@holly12345 

Last reply

holly12345

Sooooo Upset ????

Hi everyone A little story of what happened to me today...... I don't venture out that much because of my poor balance and eyesight, outings can be hard work but today I made the effort and my mum took me to Tesco to do a little shopping. Half way round and already tired I was stood at my trolley, I could see and sense that quite a few people were around me and perhaps I was in the way, I very slowly moved backwards being careful not to get in anyone's way or bang trolleys etc. However an old fat guy was waiting behind me and obviously found my movement too slow, he walked past me, glared at me and shook his head!!!!!! I had no idea why he felt he had to do this so I approached him and asked him why and he aggressively replied I was in the way of him. I calmly told him I was partially sighted and had Multiple Sclerosis. Expecting an opology he aggressively replied 'I don't care'!!!!!! I was in shock, my mum was furious starts to intervene and repeat what I said and he basically told my mum where to go!! Of course that's it I just started to cry and cry and cry and I couldn't stop.
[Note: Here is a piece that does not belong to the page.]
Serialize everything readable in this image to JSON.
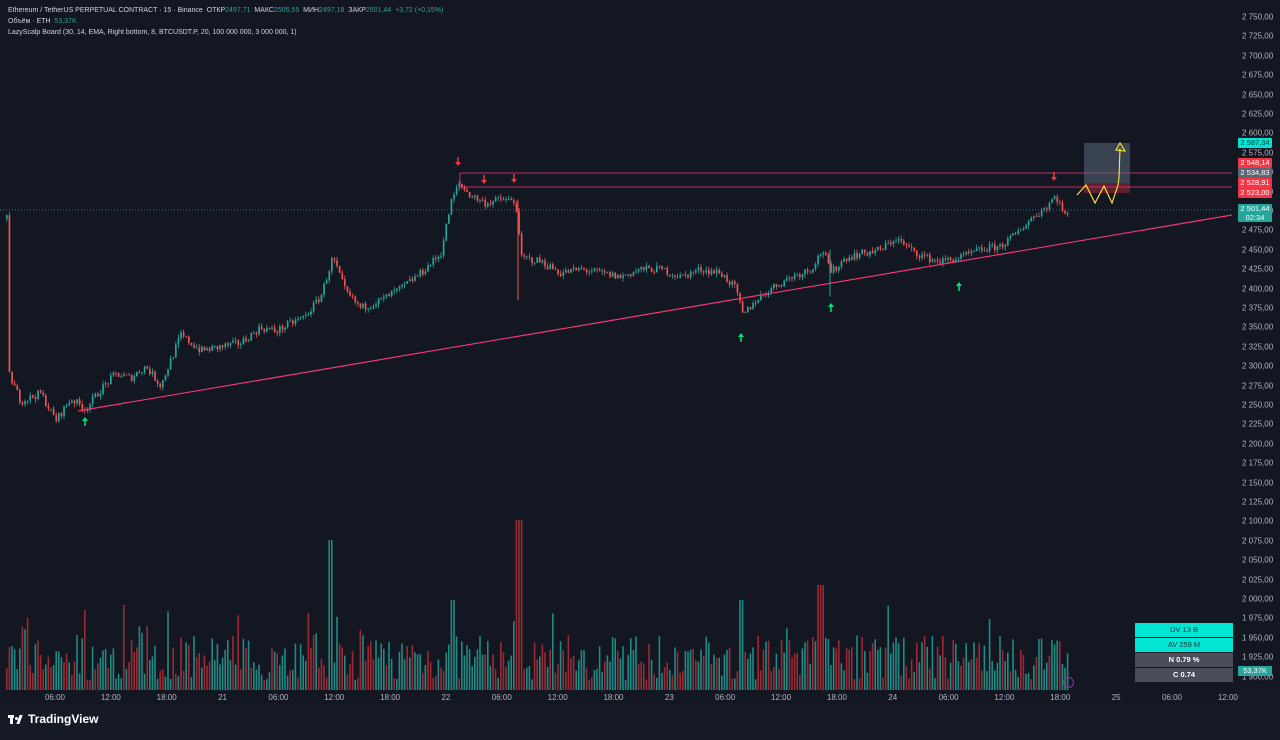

I left the supermarket crying and still crying when I got home. The shock of anyone being so horrible and cruel I cannot understand. Its knocked what little confidence I have. Gonna take me a while to get over this one. Rebecca ???
@Mayvar

Rebecca, The wonderful thing about having MS is learning to not give a damn what other people think about you. I am so sorry this terrible human being was so rude to you, however, you need to ask yourself why you care so much about what he thinks? ....besides the whole MS creates a 16 year old emotional puberty like rollercoaster in us! ;) LOL People are mean. I truly wish they weren't - I'm sorry on behalf of humanity. Be confident. Rock on. You are functioning and out and about, right? *BAM* See? The big things and the little things. <3 Hugs, Mayvår

@melissag

I'm sorry that this happened to you, and I know that it's hard but try not to let other people's ignorant behaviour get to you. At the end of the day, he is the one who has to live with his hateful self, and you can be thankful you're able to see how wrong he is, because clearly he can't!